Information on ATM
Basic details
Name: Ataxia-telangiectasia | Acronym: ATM
Alt. names: A-T | Louis-Bar syndrome
Gene: ATM | MOI: Autosomal recessive | Mechanism of action: Loss of Function
No. of cases in DB: 0 | First reported in: 1995
Last updated on: 2023-02-28 16:41:18 by
Description
It is characterized by progressive cerebellar ataxia, dilation of the blood vessels of the conjunctiva and eyeballs (telangiectasia), immunodeficiency (mainly of the humoral immune response), growth retardation, and sexual immaturity. Patients present neurological signs, increased susceptibility to infections, especially pulmonary, and increased risk of cancer, but the severity is variable. The first symptoms are abnormal movements (choreoathetosis), loss of balance, and difficulty speaking, followed by telangiectasias, poor coordination, and progressively worse tremors.
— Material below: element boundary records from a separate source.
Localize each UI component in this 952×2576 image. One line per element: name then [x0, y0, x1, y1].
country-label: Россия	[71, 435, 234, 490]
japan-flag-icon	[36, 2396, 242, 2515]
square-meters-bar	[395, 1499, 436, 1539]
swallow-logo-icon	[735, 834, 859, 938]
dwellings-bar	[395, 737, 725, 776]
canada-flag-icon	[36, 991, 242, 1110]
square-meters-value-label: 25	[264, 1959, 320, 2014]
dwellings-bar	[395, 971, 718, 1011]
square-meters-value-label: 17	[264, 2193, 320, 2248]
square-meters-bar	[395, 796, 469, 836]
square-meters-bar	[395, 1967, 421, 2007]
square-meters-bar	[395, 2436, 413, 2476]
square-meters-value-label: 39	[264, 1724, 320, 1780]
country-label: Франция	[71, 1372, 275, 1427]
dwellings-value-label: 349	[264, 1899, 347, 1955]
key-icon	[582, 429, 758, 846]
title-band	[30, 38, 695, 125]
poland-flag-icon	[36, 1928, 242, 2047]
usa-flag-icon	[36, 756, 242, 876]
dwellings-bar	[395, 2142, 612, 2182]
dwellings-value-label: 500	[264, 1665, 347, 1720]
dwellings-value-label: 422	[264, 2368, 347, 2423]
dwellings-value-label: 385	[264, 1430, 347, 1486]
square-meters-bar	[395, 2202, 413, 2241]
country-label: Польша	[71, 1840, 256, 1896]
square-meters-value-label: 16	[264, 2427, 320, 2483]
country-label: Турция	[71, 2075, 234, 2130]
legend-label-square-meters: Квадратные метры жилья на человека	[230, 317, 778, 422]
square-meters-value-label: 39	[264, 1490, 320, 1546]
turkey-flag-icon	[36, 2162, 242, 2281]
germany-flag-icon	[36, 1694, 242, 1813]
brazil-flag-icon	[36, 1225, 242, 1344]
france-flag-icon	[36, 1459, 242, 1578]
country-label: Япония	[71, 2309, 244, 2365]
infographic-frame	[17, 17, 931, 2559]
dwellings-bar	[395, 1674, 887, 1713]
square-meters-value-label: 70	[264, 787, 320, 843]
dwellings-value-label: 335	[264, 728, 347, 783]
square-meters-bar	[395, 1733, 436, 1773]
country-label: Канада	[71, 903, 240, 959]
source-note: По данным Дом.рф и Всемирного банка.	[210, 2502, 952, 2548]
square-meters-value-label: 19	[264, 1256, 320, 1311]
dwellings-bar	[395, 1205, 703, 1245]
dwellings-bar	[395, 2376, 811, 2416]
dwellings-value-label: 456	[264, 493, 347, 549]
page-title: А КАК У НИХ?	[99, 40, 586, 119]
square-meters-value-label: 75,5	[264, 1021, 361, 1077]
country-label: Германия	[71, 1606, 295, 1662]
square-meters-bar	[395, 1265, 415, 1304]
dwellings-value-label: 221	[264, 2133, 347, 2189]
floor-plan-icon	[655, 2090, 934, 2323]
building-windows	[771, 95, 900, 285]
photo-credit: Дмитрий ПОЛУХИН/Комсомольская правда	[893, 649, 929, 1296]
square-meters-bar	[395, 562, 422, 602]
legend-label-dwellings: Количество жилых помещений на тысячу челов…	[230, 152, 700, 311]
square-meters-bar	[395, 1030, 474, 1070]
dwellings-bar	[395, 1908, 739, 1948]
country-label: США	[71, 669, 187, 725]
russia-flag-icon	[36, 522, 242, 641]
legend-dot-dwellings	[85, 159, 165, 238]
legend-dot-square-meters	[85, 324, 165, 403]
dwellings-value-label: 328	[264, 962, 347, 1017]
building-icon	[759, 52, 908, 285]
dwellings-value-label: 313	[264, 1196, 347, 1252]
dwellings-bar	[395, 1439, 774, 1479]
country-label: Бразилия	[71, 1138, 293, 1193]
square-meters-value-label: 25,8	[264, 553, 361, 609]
In addition, 30% have learning difficulties or moderate intellectual deficiency.
Management
The current treatment is symptomatic, through physiotherapy, speech therapy and the treatment of infections with antibiotics, to avoid pulmonary complications. Beta-blocking drugs are used to reduce tremors and improve fine movements. Due to the susceptibility of patients to X-rays, radiation therapy, and some forms of chemotherapy, should be used with caution. The use of a wheelchair may be necessary from 10-11 years of age.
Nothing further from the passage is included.